Five Wounds Portuguese National Church (Igreja Nacional Portuguesa das Cinco Chagas) is a Latin Catholic parish church of the Catholic Church in San Jose, California, in the Little Portugal neighborhood of East San Jose. The church was founded on November 8, 1914.

The parish and its church are under the jurisdiction of the Diocese of San Jose in California and its bishop, Oscar Cantú.

==History==

Its name is derived from the Five Holy Wounds (Cinco Chagas) -- the five piercing wounds that Jesus Christ suffered during his crucifixion.

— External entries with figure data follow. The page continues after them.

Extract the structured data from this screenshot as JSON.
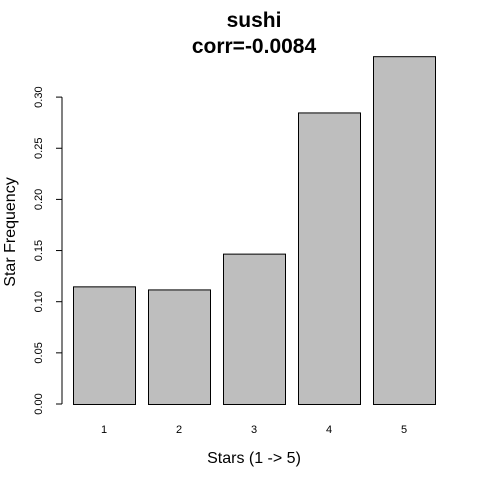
{
  "chart_data": {
    "type": "bar",
    "title": "sushi",
    "subtitle": "corr=-0.0084",
    "xlabel": "Stars (1 -> 5)",
    "ylabel": "Star Frequency",
    "categories": [
      "1",
      "2",
      "3",
      "4",
      "5"
    ],
    "values": [
      0.115,
      0.112,
      0.147,
      0.285,
      0.34
    ],
    "yticks": [
      "0.00",
      "0.05",
      "0.10",
      "0.15",
      "0.20",
      "0.25",
      "0.30"
    ],
    "ylim": [
      0,
      0.34
    ],
    "grid": false,
    "legend": "none",
    "colors": {
      "bar_fill": "#bebebe",
      "bar_stroke": "#000000",
      "text": "#000000",
      "background": "#ffffff"
    }
  }
}
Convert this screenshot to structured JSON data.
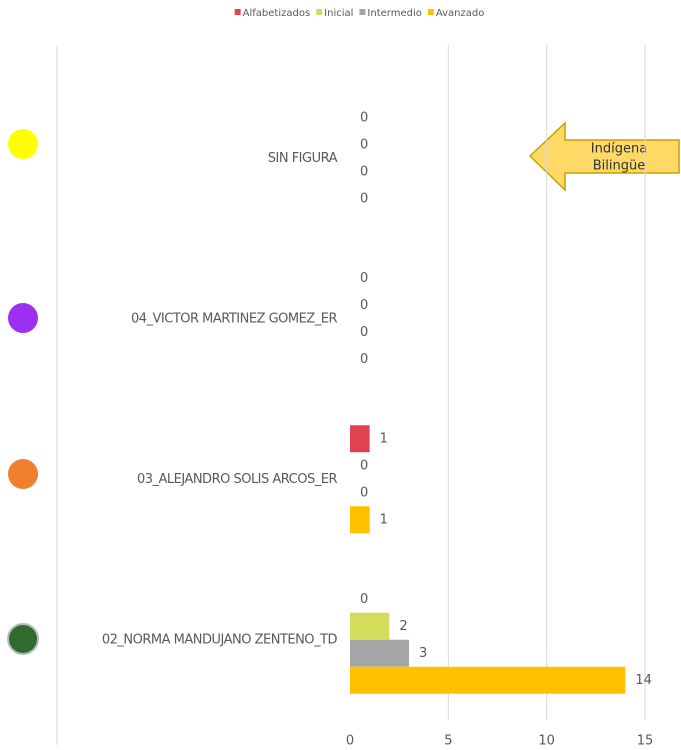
{
  "chart_data": {
    "type": "bar",
    "orientation": "horizontal",
    "categories": [
      "SIN FIGURA",
      "04_VICTOR MARTINEZ GOMEZ_ER",
      "03_ALEJANDRO SOLIS ARCOS_ER",
      "02_NORMA MANDUJANO ZENTENO_TD"
    ],
    "series": [
      {
        "name": "Alfabetizados",
        "color": "#e0434f",
        "values": [
          0,
          0,
          1,
          0
        ]
      },
      {
        "name": "Inicial",
        "color": "#d4dc5c",
        "values": [
          0,
          0,
          0,
          2
        ]
      },
      {
        "name": "Intermedio",
        "color": "#a5a5a5",
        "values": [
          0,
          0,
          0,
          3
        ]
      },
      {
        "name": "Avanzado",
        "color": "#ffc000",
        "values": [
          0,
          0,
          1,
          14
        ]
      }
    ],
    "xlim": [
      0,
      15
    ],
    "xticks": [
      0,
      5,
      10,
      15
    ],
    "grid": true,
    "legend": "top",
    "annotation": [
      "Indígena",
      "Bilingüe"
    ]
  }
}
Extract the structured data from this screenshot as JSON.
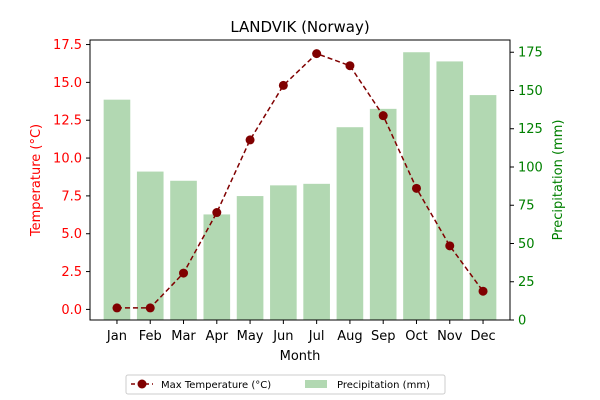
{
  "chart_data": {
    "type": "bar+line",
    "title": "LANDVIK (Norway)",
    "xlabel": "Month",
    "ylabel_left": "Temperature (°C)",
    "ylabel_right": "Precipitation (mm)",
    "categories": [
      "Jan",
      "Feb",
      "Mar",
      "Apr",
      "May",
      "Jun",
      "Jul",
      "Aug",
      "Sep",
      "Oct",
      "Nov",
      "Dec"
    ],
    "ylim_left": [
      -0.7,
      17.8
    ],
    "ylim_right": [
      0,
      183
    ],
    "yticks_left": [
      "0.0",
      "2.5",
      "5.0",
      "7.5",
      "10.0",
      "12.5",
      "15.0",
      "17.5"
    ],
    "yticks_right": [
      "0",
      "25",
      "50",
      "75",
      "100",
      "125",
      "150",
      "175"
    ],
    "series": [
      {
        "name": "Max Temperature (°C)",
        "kind": "line",
        "axis": "left",
        "color": "#800000",
        "values": [
          0.1,
          0.1,
          2.4,
          6.4,
          11.2,
          14.8,
          16.9,
          16.1,
          12.8,
          8.0,
          4.2,
          1.2
        ]
      },
      {
        "name": "Precipitation (mm)",
        "kind": "bar",
        "axis": "right",
        "color": "#b2d8b2",
        "values": [
          144,
          97,
          91,
          69,
          81,
          88,
          89,
          126,
          138,
          175,
          169,
          147
        ]
      }
    ],
    "legend": "bottom-center",
    "colors": {
      "left_axis": "#ff0000",
      "right_axis": "#008000"
    }
  }
}
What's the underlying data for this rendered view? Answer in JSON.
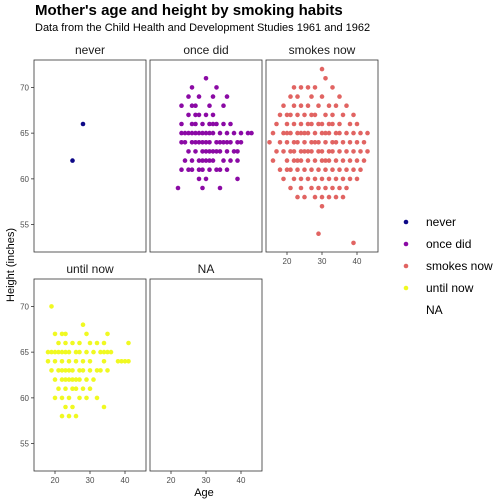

Located at 1375 East Santa Clara Street in San Jose (just off U.S. Highway 101), the Portuguese National Church of Five Wounds are the heart and soul of Little Portugal. On November 16, 1913, Portuguese residents of San Jose purchased the land that became the site of Five Wounds. However, it was not until 1914 that the parish was created. In collaboration with Mr. Manuel Teixeira de Frietas, the Portuguese community asked Archbishop Patrick Riordan for the blessing to build a church. The blessing was given and in 1914 “we opened the house that today is the parish residence and the first bazaar in benefit of the church.” But in 1915, through a petition signed by the Portuguese residence of San Jose, the Archdiocese of San Francisco officially approved the parish as the National Church of Portuguese of Five Wounds. Timber and wood from the Portuguese Pavilion that was in display in the Panama Pacific International Exposition in San Francisco in 1915 was used to build the church. The building material, which was brought over from Portugal to build the Portuguese Pavilion, was transported by wagon through the Camino Real. On the 15th of November “Msgr. Henrique A. Ribeiro celebrated the first mass as pastor of the new parish.”